European stock futures are up 0.1 to 0.5 percent, with the DAX in the lead, as Trump's

confirmation of a delay to the March 1 trade tariff deadline boosts markets across the world.

Delays are also on the menu for the UK with Prime Minister Theresa May telling reporters on

the sidelines of an EU-Arab League summit in Egypt that she would bring a vote on her Brexit

deal back to parliament by March 12 - delaying this week's planned "meaningful vote".

"While Asia markets cheer for the delay in an increase in U.S. tariffs on Chinese goods, in

Europe Brexit is pervading every aspect of UK public life as the scheduled departure date of 29

March heaves into view," write Societe Generale economists.

FTSE 100 futures are lagging European peers, up just 0.1 percent, though it's unclear

whether that is Brexit-related.

(Helen Reid)

*****

ON THE CORPORATE NEWS FRONT: COVESTRO RESULTS, PHARMA M&A (0648 GMT)

With European shares sure to power through the four-month highs they ended the week at,

there's also a lot of results and company news to keep trading busy.

German chemicals firm Covestro could fall after announcing 2019 EBITDA could drop to as

little as half last year's level as competitive pressure rises.

Meanwhile there's a lot of pharma M&A in the air with both France's Ipsen and Switzerland's

Roche buying smaller companies.

Ipsen agreed to buy U.S. peer Clementia Pharmaceuticals in a deal worth up to $1.31 billion,

in a bid to boost its portfolio of products treating rare diseases. Roche said it will buy gene

therapy specialist Spark Therapeutics in a $4.3 billion deal.

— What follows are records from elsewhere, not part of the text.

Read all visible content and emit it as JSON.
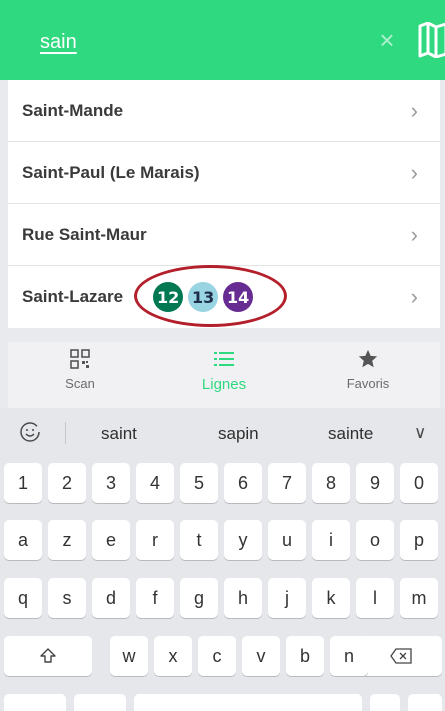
{
  "search": {
    "query": "sain"
  },
  "results": [
    {
      "name": "Saint-Mande",
      "lines": []
    },
    {
      "name": "Saint-Paul (Le Marais)",
      "lines": []
    },
    {
      "name": "Rue Saint-Maur",
      "lines": []
    },
    {
      "name": "Saint-Lazare",
      "lines": [
        {
          "number": "12",
          "color": "#007852"
        },
        {
          "number": "13",
          "color": "#98d4e2"
        },
        {
          "number": "14",
          "color": "#662c91"
        }
      ]
    }
  ],
  "bottom_nav": [
    {
      "label": "Scan",
      "icon": "qr-code-icon",
      "active": false
    },
    {
      "label": "Lignes",
      "icon": "list-icon",
      "active": true
    },
    {
      "label": "Favoris",
      "icon": "star-icon",
      "active": false
    }
  ],
  "keyboard": {
    "suggestions": [
      "saint",
      "sapin",
      "sainte"
    ],
    "number_row": [
      "1",
      "2",
      "3",
      "4",
      "5",
      "6",
      "7",
      "8",
      "9",
      "0"
    ],
    "row1": [
      "a",
      "z",
      "e",
      "r",
      "t",
      "y",
      "u",
      "i",
      "o",
      "p"
    ],
    "row2": [
      "q",
      "s",
      "d",
      "f",
      "g",
      "h",
      "j",
      "k",
      "l",
      "m"
    ],
    "row3": [
      "w",
      "x",
      "c",
      "v",
      "b",
      "n"
    ]
  },
  "colors": {
    "accent": "#2fd97f",
    "highlight_ring": "#b31f2b"
  }
}
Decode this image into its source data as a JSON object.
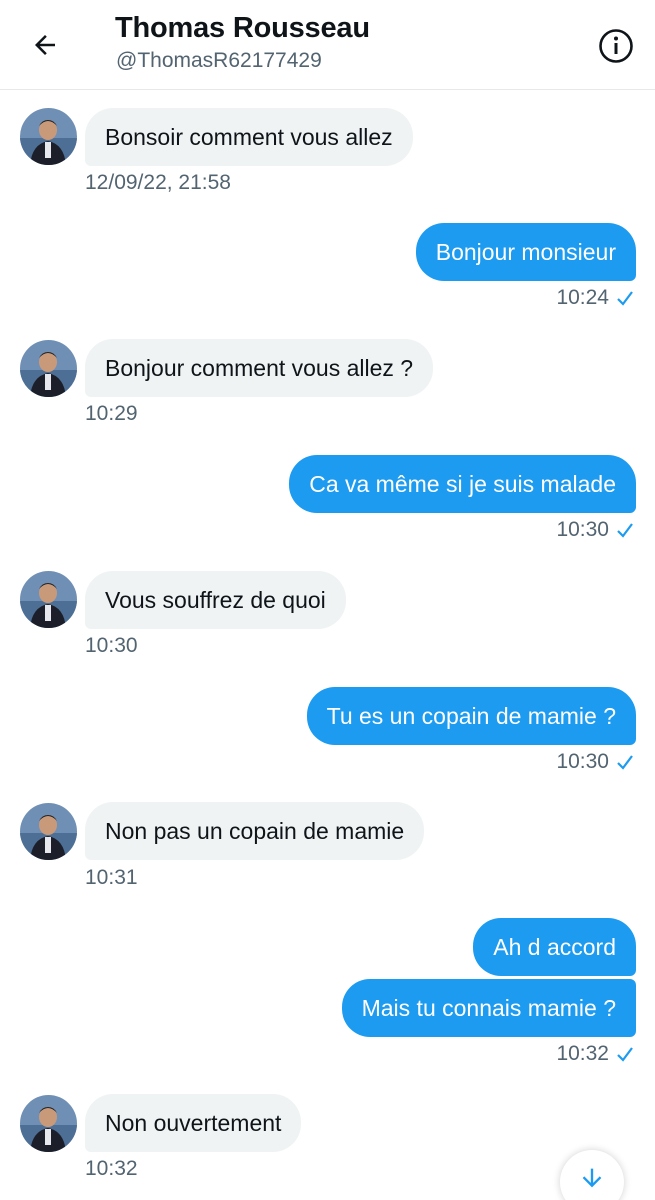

And after poor results from Moeller-Maersk on Thursday, German container shipping firm

Hapag-Lloyd sounds a more confident note, reporting higher 2018 operating profit thanks to

greater transport volumes and freight rates.

Here are your headlines:

Covestro says 2019 EBITDA could halve as competition heats up

Ipsen to buy Clementia Pharmaceuticals in deal worth up to $1.3 bln

Hapag Lloyd lifts 2018 operating profit on volume, freight, synergies

Roche to buy gene therapy specialist Spark in $4.3 bln deal

Netherlands' PostNL plans to buy competitor Sandd

Credit Agricole's CACEIS to buy Netherlands' KAS Bank for 188 mln euros

Fugro's 2018 EBIT turns positive to 13.1 mln euros

Bayer faces second trial over alleged Roundup cancer risk

Novartis licenses rights to RNA-targeting cardio drug from Ionis

Vivendi backs Telecom Italia, Open Fiber network merger under right conditions

(Helen Reid)

*****

MARCH 1 TARIFF DELAY TO BOOST EUROPE AFTER CHINESE SHARES JUMP (0632 GMT)

European shares will jump this morning after Trump said he would delay the planned March 1

hike in tariffs - with the biggest gain seen for the trade-sensitive DAX.

A surge in Shanghai shares with Chinese blue chips up 3.5 percent led Asia higher on Monday

after U.S. President Donald Trump confirmed he would delay a planned hike in tariffs on Chinese

imports as talks between the two sides made "substantial progress".

President Donald Trump said on Sunday he would delay an increase in U.S. tariffs on Chinese

goods thanks to "productive" trade talks and that he and Chinese President Xi Jinping would meet

to seal a deal if progress continued.

Spreadbetters at IG expect London's FTSE to open 9 points higher at 7,188, Frankfurt's DAX

to open 35 points higher at 11,493 and Paris' CAC to open 10 points higher at 5,215.